NVIDIA / cccl

CUDA Core Compute Libraries
Other
977 stars 119 forks source link

[FEA]: Add support for multi-reductions (tuple) #1842

Open luitjens opened 4 weeks ago

luitjens commented 4 weeks ago

Is this a duplicate?

Area

CUB

Is your feature request related to a problem? Please describe.

When performing multiple reductions back to back the compiler is unable to effectively hide latency by interleaving instructions from each reduction. I wrote a prototype multi-reduction which uses variadic templates and tuples in order to move the butterfly loop outside of the tuple loop thereby allowing each independent member of the tuple to hide latency across other members of the tuple.

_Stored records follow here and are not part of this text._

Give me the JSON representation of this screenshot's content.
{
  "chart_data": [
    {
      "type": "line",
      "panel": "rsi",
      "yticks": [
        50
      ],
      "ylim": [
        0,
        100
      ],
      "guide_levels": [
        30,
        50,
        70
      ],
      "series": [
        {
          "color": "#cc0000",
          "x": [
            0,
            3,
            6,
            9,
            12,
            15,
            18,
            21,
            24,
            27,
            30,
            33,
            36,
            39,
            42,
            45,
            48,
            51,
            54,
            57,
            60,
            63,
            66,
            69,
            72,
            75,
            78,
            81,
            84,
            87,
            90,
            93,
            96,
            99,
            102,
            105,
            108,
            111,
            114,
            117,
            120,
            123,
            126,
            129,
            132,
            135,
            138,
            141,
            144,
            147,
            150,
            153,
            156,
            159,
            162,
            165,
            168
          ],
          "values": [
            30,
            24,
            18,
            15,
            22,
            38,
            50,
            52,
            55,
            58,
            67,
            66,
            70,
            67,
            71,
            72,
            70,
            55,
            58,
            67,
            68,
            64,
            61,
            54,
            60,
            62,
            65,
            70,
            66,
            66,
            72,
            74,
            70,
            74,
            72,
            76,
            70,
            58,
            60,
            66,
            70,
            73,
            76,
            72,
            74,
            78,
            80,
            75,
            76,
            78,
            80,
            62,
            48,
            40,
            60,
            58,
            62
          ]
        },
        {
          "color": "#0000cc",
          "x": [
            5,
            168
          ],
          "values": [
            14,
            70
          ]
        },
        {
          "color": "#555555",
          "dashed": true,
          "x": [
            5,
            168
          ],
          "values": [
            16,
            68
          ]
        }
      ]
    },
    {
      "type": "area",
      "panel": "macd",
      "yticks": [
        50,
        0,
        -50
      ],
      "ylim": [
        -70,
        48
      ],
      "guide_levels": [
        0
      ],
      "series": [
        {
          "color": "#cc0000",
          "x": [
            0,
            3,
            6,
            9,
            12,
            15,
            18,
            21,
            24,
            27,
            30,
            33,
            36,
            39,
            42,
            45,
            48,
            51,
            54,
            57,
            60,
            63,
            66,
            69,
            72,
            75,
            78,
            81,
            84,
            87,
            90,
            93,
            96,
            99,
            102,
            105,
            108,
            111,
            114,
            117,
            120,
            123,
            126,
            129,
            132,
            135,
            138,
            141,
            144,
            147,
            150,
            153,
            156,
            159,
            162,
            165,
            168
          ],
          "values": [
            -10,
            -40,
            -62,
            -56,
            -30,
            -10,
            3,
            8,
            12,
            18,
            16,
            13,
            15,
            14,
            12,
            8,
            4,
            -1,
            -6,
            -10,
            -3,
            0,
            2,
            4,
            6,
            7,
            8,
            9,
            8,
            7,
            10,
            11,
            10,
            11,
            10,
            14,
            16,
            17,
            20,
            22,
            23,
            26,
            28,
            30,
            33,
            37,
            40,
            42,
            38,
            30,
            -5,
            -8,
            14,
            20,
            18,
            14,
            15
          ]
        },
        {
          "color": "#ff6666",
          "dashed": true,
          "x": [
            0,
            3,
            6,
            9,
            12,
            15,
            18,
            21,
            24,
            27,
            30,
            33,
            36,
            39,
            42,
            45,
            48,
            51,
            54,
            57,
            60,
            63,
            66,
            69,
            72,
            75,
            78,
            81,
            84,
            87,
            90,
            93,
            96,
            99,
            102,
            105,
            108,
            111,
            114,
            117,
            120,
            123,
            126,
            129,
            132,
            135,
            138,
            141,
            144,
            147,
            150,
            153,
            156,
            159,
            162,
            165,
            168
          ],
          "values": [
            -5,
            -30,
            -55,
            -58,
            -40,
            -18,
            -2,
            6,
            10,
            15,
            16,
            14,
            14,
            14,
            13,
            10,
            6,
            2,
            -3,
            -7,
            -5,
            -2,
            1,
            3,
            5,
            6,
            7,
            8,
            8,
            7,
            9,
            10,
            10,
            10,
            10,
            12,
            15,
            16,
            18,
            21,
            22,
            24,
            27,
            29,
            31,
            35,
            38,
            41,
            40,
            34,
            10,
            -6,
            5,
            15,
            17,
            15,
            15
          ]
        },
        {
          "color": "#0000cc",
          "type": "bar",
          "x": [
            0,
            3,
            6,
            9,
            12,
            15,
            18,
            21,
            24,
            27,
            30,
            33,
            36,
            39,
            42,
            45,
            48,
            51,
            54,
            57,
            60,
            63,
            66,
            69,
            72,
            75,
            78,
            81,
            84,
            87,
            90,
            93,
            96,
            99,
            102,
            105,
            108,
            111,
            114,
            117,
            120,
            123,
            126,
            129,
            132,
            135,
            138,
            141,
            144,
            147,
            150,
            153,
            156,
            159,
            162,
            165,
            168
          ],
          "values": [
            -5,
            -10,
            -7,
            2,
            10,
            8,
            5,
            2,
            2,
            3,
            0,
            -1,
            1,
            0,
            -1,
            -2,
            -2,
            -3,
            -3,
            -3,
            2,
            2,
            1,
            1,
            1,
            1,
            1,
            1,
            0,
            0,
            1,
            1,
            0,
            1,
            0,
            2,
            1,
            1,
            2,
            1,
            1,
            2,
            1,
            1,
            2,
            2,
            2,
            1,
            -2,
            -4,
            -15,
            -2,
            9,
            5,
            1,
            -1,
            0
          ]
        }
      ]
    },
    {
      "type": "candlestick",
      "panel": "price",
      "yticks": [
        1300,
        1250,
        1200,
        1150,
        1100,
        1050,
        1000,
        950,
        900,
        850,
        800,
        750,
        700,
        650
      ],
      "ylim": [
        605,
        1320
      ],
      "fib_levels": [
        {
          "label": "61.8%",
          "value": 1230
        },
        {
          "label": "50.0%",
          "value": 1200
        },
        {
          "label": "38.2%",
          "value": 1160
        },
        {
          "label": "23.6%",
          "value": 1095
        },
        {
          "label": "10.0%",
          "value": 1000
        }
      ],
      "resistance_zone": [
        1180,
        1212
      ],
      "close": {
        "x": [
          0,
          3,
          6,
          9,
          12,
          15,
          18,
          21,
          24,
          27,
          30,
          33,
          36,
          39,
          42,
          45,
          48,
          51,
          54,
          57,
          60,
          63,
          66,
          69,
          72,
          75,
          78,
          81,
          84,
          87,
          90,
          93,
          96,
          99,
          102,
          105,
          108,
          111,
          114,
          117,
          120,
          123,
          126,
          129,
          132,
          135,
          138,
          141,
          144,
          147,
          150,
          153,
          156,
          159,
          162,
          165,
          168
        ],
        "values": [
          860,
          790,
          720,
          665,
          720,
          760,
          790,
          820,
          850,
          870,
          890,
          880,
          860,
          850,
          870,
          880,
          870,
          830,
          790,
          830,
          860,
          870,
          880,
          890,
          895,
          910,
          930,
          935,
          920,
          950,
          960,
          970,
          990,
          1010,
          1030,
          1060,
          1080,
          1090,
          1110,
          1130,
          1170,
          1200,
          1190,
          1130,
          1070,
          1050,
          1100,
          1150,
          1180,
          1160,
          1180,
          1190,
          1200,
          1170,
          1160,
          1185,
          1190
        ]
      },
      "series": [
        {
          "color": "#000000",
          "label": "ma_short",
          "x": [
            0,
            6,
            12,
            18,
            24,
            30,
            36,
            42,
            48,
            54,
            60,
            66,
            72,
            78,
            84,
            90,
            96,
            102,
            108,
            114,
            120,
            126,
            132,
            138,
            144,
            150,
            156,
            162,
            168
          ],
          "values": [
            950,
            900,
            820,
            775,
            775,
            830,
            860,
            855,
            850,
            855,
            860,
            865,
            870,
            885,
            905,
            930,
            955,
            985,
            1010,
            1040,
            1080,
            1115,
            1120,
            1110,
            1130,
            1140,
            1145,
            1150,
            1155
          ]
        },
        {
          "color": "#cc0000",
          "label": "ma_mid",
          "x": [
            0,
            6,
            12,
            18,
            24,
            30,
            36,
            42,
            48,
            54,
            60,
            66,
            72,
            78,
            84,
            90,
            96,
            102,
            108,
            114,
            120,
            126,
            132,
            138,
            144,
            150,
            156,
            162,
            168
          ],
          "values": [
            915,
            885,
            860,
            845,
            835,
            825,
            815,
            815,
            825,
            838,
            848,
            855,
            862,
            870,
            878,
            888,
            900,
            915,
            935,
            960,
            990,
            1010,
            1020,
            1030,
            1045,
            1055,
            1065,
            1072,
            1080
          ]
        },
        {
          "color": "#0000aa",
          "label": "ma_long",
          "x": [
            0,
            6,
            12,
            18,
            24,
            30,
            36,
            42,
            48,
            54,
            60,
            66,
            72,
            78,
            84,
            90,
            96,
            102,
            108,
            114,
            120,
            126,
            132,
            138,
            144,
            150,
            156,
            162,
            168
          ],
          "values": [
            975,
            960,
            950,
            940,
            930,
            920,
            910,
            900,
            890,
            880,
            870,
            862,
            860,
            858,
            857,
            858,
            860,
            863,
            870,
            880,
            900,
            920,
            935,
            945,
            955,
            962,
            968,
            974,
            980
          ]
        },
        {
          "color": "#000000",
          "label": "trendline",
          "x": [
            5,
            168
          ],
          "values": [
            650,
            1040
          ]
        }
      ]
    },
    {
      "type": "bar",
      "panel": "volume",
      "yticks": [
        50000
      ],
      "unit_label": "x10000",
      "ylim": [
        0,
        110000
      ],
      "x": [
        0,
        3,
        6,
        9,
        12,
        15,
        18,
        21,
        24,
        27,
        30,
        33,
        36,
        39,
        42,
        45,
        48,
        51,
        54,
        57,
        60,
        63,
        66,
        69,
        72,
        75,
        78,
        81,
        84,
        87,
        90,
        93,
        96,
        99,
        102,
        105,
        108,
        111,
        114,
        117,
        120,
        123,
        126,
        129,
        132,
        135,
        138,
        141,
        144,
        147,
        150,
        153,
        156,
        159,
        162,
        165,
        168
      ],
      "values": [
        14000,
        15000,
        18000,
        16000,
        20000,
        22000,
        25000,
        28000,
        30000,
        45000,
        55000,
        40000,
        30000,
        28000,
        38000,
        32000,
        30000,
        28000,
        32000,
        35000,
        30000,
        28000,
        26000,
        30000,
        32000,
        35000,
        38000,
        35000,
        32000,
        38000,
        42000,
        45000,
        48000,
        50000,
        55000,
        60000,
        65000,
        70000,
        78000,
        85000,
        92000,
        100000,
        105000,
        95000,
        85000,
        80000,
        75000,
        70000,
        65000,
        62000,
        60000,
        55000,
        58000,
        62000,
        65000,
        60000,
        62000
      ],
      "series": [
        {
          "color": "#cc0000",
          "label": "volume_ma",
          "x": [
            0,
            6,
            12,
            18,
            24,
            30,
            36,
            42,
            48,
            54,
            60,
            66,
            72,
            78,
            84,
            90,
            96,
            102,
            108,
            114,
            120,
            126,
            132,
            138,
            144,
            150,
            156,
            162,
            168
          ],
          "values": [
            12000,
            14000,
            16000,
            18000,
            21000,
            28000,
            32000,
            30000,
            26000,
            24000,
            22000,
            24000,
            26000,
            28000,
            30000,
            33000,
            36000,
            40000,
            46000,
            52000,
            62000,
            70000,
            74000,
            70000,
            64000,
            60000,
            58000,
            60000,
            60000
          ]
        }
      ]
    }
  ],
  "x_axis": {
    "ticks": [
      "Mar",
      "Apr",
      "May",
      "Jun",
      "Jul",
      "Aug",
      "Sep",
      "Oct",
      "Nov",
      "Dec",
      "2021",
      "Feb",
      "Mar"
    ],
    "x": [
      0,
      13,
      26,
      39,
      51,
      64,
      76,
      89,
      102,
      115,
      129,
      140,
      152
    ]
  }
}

Here is a godbolt with this sample code: https://godbolt.org/z/qGs7TxjTW

One data point we have found is that for one CFD code they got a 1.5x speedup using a multi-reduction over just calling reduce repeatedly.

Describe the solution you'd like

https://godbolt.org/z/qGs7TxjTW

Describe alternatives you've considered

No response

Additional context

No response

bernhardmgruber commented 4 weeks ago

Hi! Thanks for raising awareness for this use case! From the top of my head I wondered whether you could achieve this using zip iterators and a tuple as accumulator. I could get that working with Thrust and CUB: https://godbolt.org/z/xYoPPh858. I don't know whether the generated code is efficient, but the API seems to allow this use case. Could you please have a look whether this can solve your use case? If not, please tell us more details on what you need concretely (like, what kind of API changes or extensions, or whether performance is suboptimal). Thanks a lot!